The US promises to impose 100% duties on a number of French goods

Washington does not agree with the taxes that Paris has imposed on a number of American companies.

The US government said it could impose punitive duties of up to 100% on imported French champagne, bags, cheese and other goods worth $ 2.4 billion after Washington concluded that the new tax on digital services in France might harm technology companies of the United States.

The office of the US President’s representative to international trade negotiations said its investigation demonstrated that the French tax imposed was “incompatible with the principles of international tax policy and is unusually burdensome for us companies” including Google Alphabet, Facebook, Apple, and Amazon.

US trade representative Robert Lighthizer said the US government is also considering whether to launch similar investigations into the imposition of taxes on digital services in Austria, Italy, and Turkey.

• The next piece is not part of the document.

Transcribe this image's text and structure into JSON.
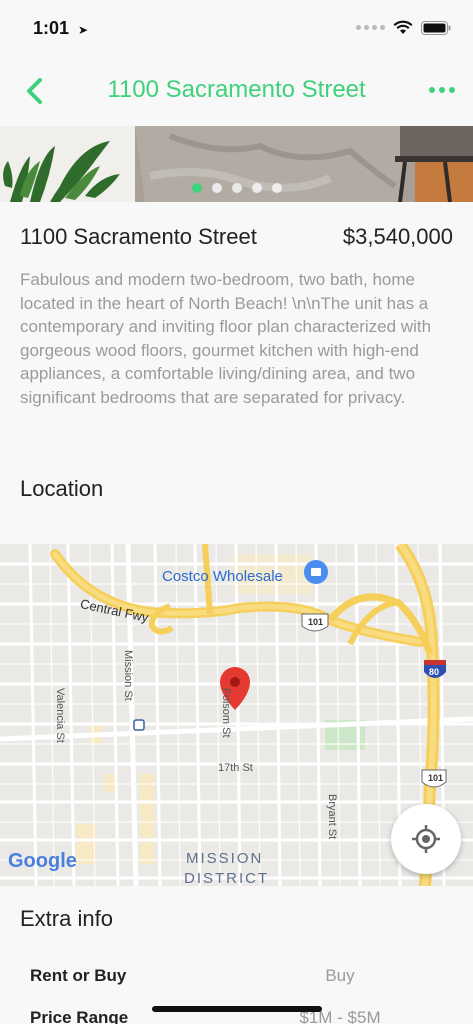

“The office is focused on countering the growing protectionism of EU member States that unfairly target American companies, or through taxes on digital services, or other efforts targeting leading American companies providing digital services.”

The US trade agency said it plans to gather comments from the public on the proposed tariff list by January 14, as well as hold a public hearing on January 7. The date of entry into force of the proposed 100% duties has not yet been specified.

The list could include some products that were previously exempt from 25% duties imposed by the United States on controversial subsidies for the airline industry, including sparkling wines, bags, and makeup products – goods that would hit French luxury goods giant LVMH and cosmetics maker L’Oréal hard.

The findings of the US trade Agency have received approval from US lawmakers and US technology groups.

“The French tax on digital services is unreasonable, protectionist and discriminatory,” senators Charles Grassley and Ron Wyden, Republican and Democratic members of the Senate Finance Committee, said in a joint statement.